4、更なる活躍の場を求め、歩みを止めない姿勢

「今後のキャリアについて何か考えていることはありますか?」

 

  今の所、日本でのキャリアは考えておらず、今参加している国境なき医師団が終わったらザンビアの病院に戻ることも選択肢の一つとして考えています。実は、今まで行ったアフリカの国々は英語圏だけなのです。フランス語ができれば、中央アフリカやコンゴ共和国、ハイチなど産婦人科医としての選択肢を増やせると考え、現在はフランス語を勉強しています。フランス語圏なども含めて自分の能力が活かせる、今までとは異なる文化圏でも働いてみたいと思っています。

↑病棟回診をする三好先生

5、私たち学生が、今できること

「アフリカで医師として働くために必要だと思うこと、学生が若いうちにしておいた方が良いと思うことは何かありますか?」

 

 どういう形でアフリカの医療に携わるかにもよるため、汎用性があるものはないかもしれません。しかし、敢えて挙げるとすれば語学力以前にコミュニケーション能力だと思っています。語学が苦手でも身振り手振りで現地の方としっかりコミュニケーションをとる方もいれば、語学が堪能でも信頼関係を築けずに帰ってきてしまう方もいます。忍耐力やストレスマネジメント力も必要かもしれません。

 若いうちにしておいた方が良いこととしては、選択肢を知って、それを経験することだと思います。不得意なことはいくら努力しても実らないこともあると思っています。必ずしもやりたいと思うことが得意とも限らず、その逆も然りです。しかし、1回飛び込んでみないとそれが自分に合っているか、得意か不得意かわかりません。いろいろな環境に飛び込んでみて、その環境に自分が合うのか否かを知る経験をしておくと良いと思います。

 20〜30代前半は、努力すればスーパードクターになれそうな気がしてしまうんです。でも実際はそんなことは無く、自分の能力の限界を認識することもとても大切だと思っています。これは、つまずかないと分からないことで、私自身も日本に帰国して1年働いてみて挫折した経験から自分に合った環境を知ることができました。失敗も含め、色々と経験することはとても大切だと思います。

 また、日本は「頑張る」ということが大好きで、何でも「頑張ります!」と言ってしまいがちです。しかし、適度に諦めることも大切であって、私自身も色々な選択肢を諦める中で自分の強みを活かせる場所で医師として働いているので、今はアフリカで「頑張っている」という認識はありません。

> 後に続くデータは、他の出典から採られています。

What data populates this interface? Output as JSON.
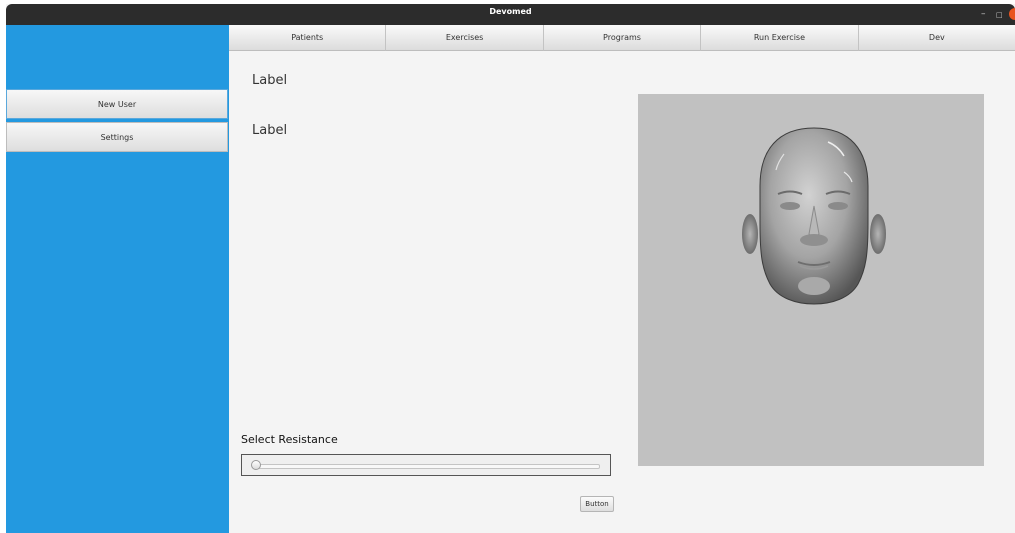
{
  "window": {
    "title": "Devomed",
    "controls": {
      "minimize": "–",
      "maximize": "□"
    }
  },
  "sidebar": {
    "items": [
      {
        "label": "New User"
      },
      {
        "label": "Settings"
      }
    ]
  },
  "tabs": [
    {
      "label": "Patients"
    },
    {
      "label": "Exercises"
    },
    {
      "label": "Programs"
    },
    {
      "label": "Run Exercise"
    },
    {
      "label": "Dev"
    }
  ],
  "main": {
    "label1": "Label",
    "label2": "Label",
    "resistance_label": "Select Resistance",
    "resistance_value": 0,
    "button_label": "Button"
  },
  "viewport": {
    "content": "3d-face-model"
  },
  "colors": {
    "sidebar": "#2399e0",
    "titlebar": "#2c2c2c",
    "viewport": "#c1c1c1",
    "close": "#e9541f"
  }
}
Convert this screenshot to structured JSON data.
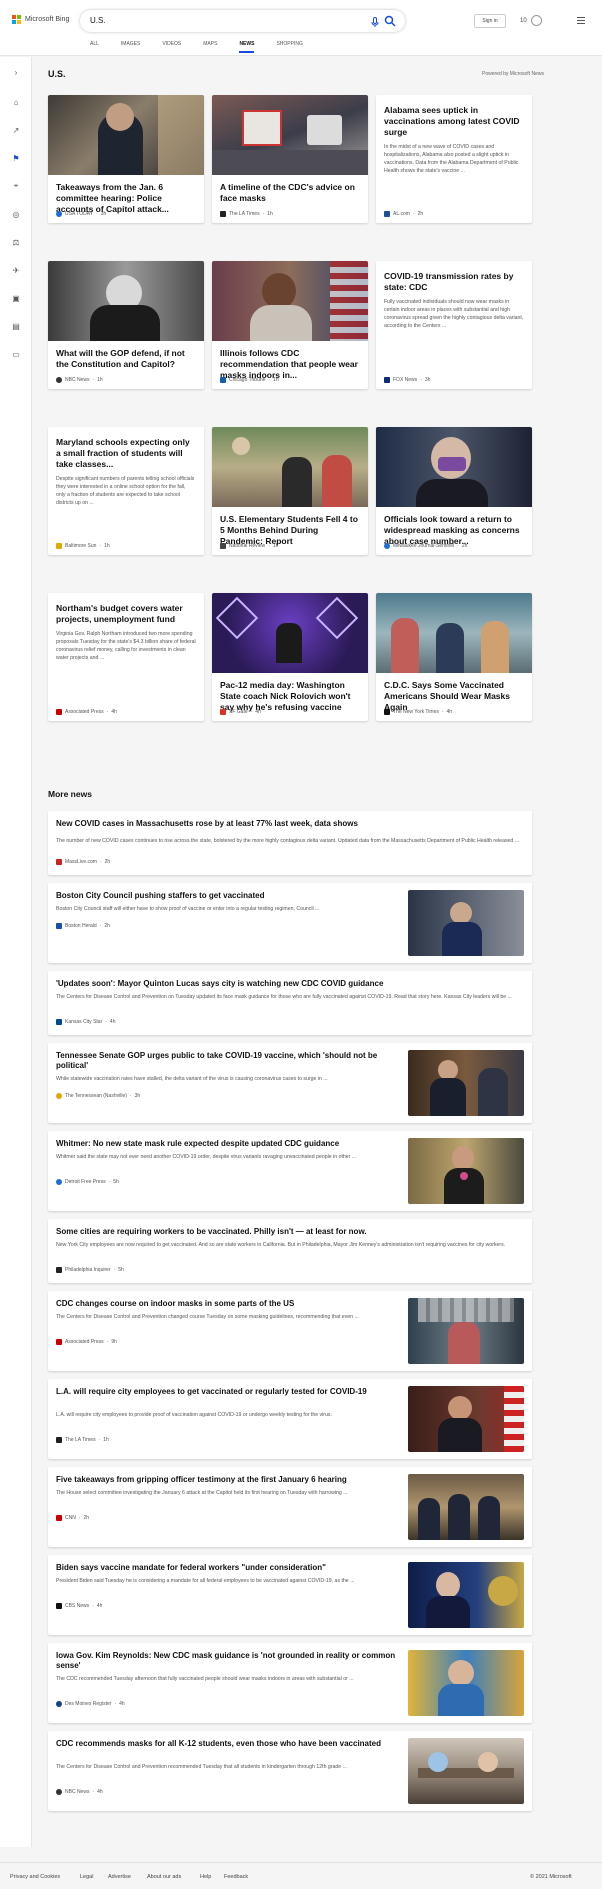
{
  "header": {
    "brand": "Microsoft Bing",
    "query": "U.S.",
    "signin": "Sign in",
    "reward_count": "10",
    "tabs": [
      "ALL",
      "IMAGES",
      "VIDEOS",
      "MAPS",
      "NEWS",
      "SHOPPING"
    ],
    "active_tab": "NEWS"
  },
  "sidebar_icons": [
    "expand-icon",
    "home-icon",
    "trending-icon",
    "flag-icon",
    "location-icon",
    "globe-icon",
    "scales-icon",
    "rocket-icon",
    "film-icon",
    "building-icon",
    "money-icon"
  ],
  "section": {
    "title": "U.S.",
    "powered_by": "Powered by Microsoft News"
  },
  "cards": [
    {
      "title": "Takeaways from the Jan. 6 committee hearing: Police accounts of Capitol attack...",
      "source": "USA TODAY",
      "time": "3h",
      "image": "photo-officer-crying",
      "snippet": ""
    },
    {
      "title": "A timeline of the CDC's advice on face masks",
      "source": "The LA Times",
      "time": "1h",
      "image": "photo-mask-sign",
      "snippet": ""
    },
    {
      "title": "Alabama sees uptick in vaccinations among latest COVID surge",
      "source": "AL.com",
      "time": "2h",
      "image": "",
      "snippet": "In the midst of a new wave of COVID cases and hospitalizations, Alabama also posted a slight uptick in vaccinations. Data from the Alabama Department of Public Health shows the state's vaccine ..."
    },
    {
      "title": "What will the GOP defend, if not the Constitution and Capitol?",
      "source": "NBC News",
      "time": "1h",
      "image": "photo-gop-leader",
      "snippet": ""
    },
    {
      "title": "Illinois follows CDC recommendation that people wear masks indoors in...",
      "source": "Chicago Tribune",
      "time": "1h",
      "image": "photo-official-speaking",
      "snippet": ""
    },
    {
      "title": "COVID-19 transmission rates by state: CDC",
      "source": "FOX News",
      "time": "3h",
      "image": "",
      "snippet": "Fully vaccinated individuals should now wear masks in certain indoor areas in places with substantial and high coronavirus spread given the highly contagious delta variant, according to the Centers ..."
    },
    {
      "title": "Maryland schools expecting only a small fraction of students will take classes...",
      "source": "Baltimore Sun",
      "time": "1h",
      "image": "",
      "snippet": "Despite significant numbers of parents telling school officials they were interested in a online school option for the fall, only a fraction of students are expected to take school districts up on ..."
    },
    {
      "title": "U.S. Elementary Students Fell 4 to 5 Months Behind During Pandemic: Report",
      "source": "National Review",
      "time": "1h",
      "image": "photo-classroom",
      "snippet": ""
    },
    {
      "title": "Officials look toward a return to widespread masking as concerns about case number...",
      "source": "Milwaukee Journal-Sentinel",
      "time": "2h",
      "image": "photo-man-mask",
      "snippet": ""
    },
    {
      "title": "Northam's budget covers water projects, unemployment fund",
      "source": "Associated Press",
      "time": "4h",
      "image": "",
      "snippet": "Virginia Gov. Ralph Northam introduced two more spending proposals Tuesday for the state's $4.3 billion share of federal coronavirus relief money, calling for investments in clean water projects and ..."
    },
    {
      "title": "Pac-12 media day: Washington State coach Nick Rolovich won't say why he's refusing vaccine",
      "source": "SF Gate",
      "time": "4h",
      "image": "photo-pac12-stage",
      "snippet": ""
    },
    {
      "title": "C.D.C. Says Some Vaccinated Americans Should Wear Masks Again",
      "source": "The New York Times",
      "time": "4h",
      "image": "photo-people-masks",
      "snippet": ""
    }
  ],
  "more_news": {
    "title": "More news",
    "items": [
      {
        "title": "New COVID cases in Massachusetts rose by at least 77% last week, data shows",
        "snippet": "The number of new COVID cases continues to rise across the state, bolstered by the more highly contagious delta variant. Updated data from the Massachusetts Department of Public Health released ...",
        "source": "MassLive.com",
        "time": "2h",
        "image": ""
      },
      {
        "title": "Boston City Council pushing staffers to get vaccinated",
        "snippet": "Boston City Council staff will either have to show proof of vaccine or enter into a regular testing regimen, Council ...",
        "source": "Boston Herald",
        "time": "2h",
        "image": "photo-podium"
      },
      {
        "title": "'Updates soon': Mayor Quinton Lucas says city is watching new CDC COVID guidance",
        "snippet": "The Centers for Disease Control and Prevention on Tuesday updated its face mask guidance for those who are fully vaccinated against COVID-19. Read that story here. Kansas City leaders will be ...",
        "source": "Kansas City Star",
        "time": "4h",
        "image": ""
      },
      {
        "title": "Tennessee Senate GOP urges public to take COVID-19 vaccine, which 'should not be political'",
        "snippet": "While statewide vaccination rates have stalled, the delta variant of the virus is causing coronavirus cases to surge in ...",
        "source": "The Tennessean (Nashville)",
        "time": "3h",
        "image": "photo-senate"
      },
      {
        "title": "Whitmer: No new state mask rule expected despite updated CDC guidance",
        "snippet": "Whitmer said the state may not ever need another COVID-19 order, despite virus variants ravaging unvaccinated people in other ...",
        "source": "Detroit Free Press",
        "time": "5h",
        "image": "photo-whitmer"
      },
      {
        "title": "Some cities are requiring workers to be vaccinated. Philly isn't — at least for now.",
        "snippet": "New York City employees are now required to get vaccinated. And so are state workers in California. But in Philadelphia, Mayor Jim Kenney's administration isn't requiring vaccines for city workers.",
        "source": "Philadelphia Inquirer",
        "time": "5h",
        "image": ""
      },
      {
        "title": "CDC changes course on indoor masks in some parts of the US",
        "snippet": "The Centers for Disease Control and Prevention changed course Tuesday on some masking guidelines, recommending that even ...",
        "source": "Associated Press",
        "time": "9h",
        "image": "photo-store-masks"
      },
      {
        "title": "L.A. will require city employees to get vaccinated or regularly tested for COVID-19",
        "snippet": "L.A. will require city employees to provide proof of vaccination against COVID-19 or undergo weekly testing for the virus.",
        "source": "The LA Times",
        "time": "1h",
        "image": "photo-la-mayor"
      },
      {
        "title": "Five takeaways from gripping officer testimony at the first January 6 hearing",
        "snippet": "The House select committee investigating the January 6 attack at the Capitol held its first hearing on Tuesday with harrowing ...",
        "source": "CNN",
        "time": "2h",
        "image": "photo-officers-sworn"
      },
      {
        "title": "Biden says vaccine mandate for federal workers \"under consideration\"",
        "snippet": "President Biden said Tuesday he is considering a mandate for all federal employees to be vaccinated against COVID-19, as the ...",
        "source": "CBS News",
        "time": "4h",
        "image": "photo-biden"
      },
      {
        "title": "Iowa Gov. Kim Reynolds: New CDC mask guidance is 'not grounded in reality or common sense'",
        "snippet": "The CDC recommended Tuesday afternoon that fully vaccinated people should wear masks indoors in areas with substantial or ...",
        "source": "Des Moines Register",
        "time": "4h",
        "image": "photo-students-masks"
      },
      {
        "title": "CDC recommends masks for all K-12 students, even those who have been vaccinated",
        "snippet": "The Centers for Disease Control and Prevention recommended Tuesday that all students in kindergarten through 12th grade ...",
        "source": "NBC News",
        "time": "4h",
        "image": "photo-classroom-masks"
      }
    ]
  },
  "footer": {
    "links": [
      "Privacy and Cookies",
      "Legal",
      "Advertise",
      "About our ads",
      "Help",
      "Feedback"
    ],
    "copyright": "© 2021 Microsoft"
  },
  "colors": {
    "accent": "#174ae4",
    "background": "#f5f5f5"
  }
}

20〜30代前半の若いうちにそういった環境を見つけるために動くことが必要だと思います。

〜編集後記〜

↑三好先生(左上)とインタビュアーの轟木(右上)、富田(下)

 医学部合格前からインターネット上でずっと見ていた三好先生に直接お話を伺うことができ、とても貴重な機会になりました。プライベートなお話なども聞かせていただき本当に楽しく、あっという間のインタビュー時間でした。

 話をしている中で「ぜひ私の職場に見学に来てください、と言えないのがとても心苦しいですが。」と何度か仰ってくださる三好先生は、私たち学生にとって大切だと述べていた「経験」をご自身の築かれた立場を活かして提供しようとしてくださっているのだと感じました。

 また、インタビュアーに対しても「今はどんなキャリアを考えているの?」などとフランクに質問を投げ返してくださり、このような三好先生の人柄、親しみやすさがアフリカの人々から信頼を得られる根底にあるのだと強く感じました。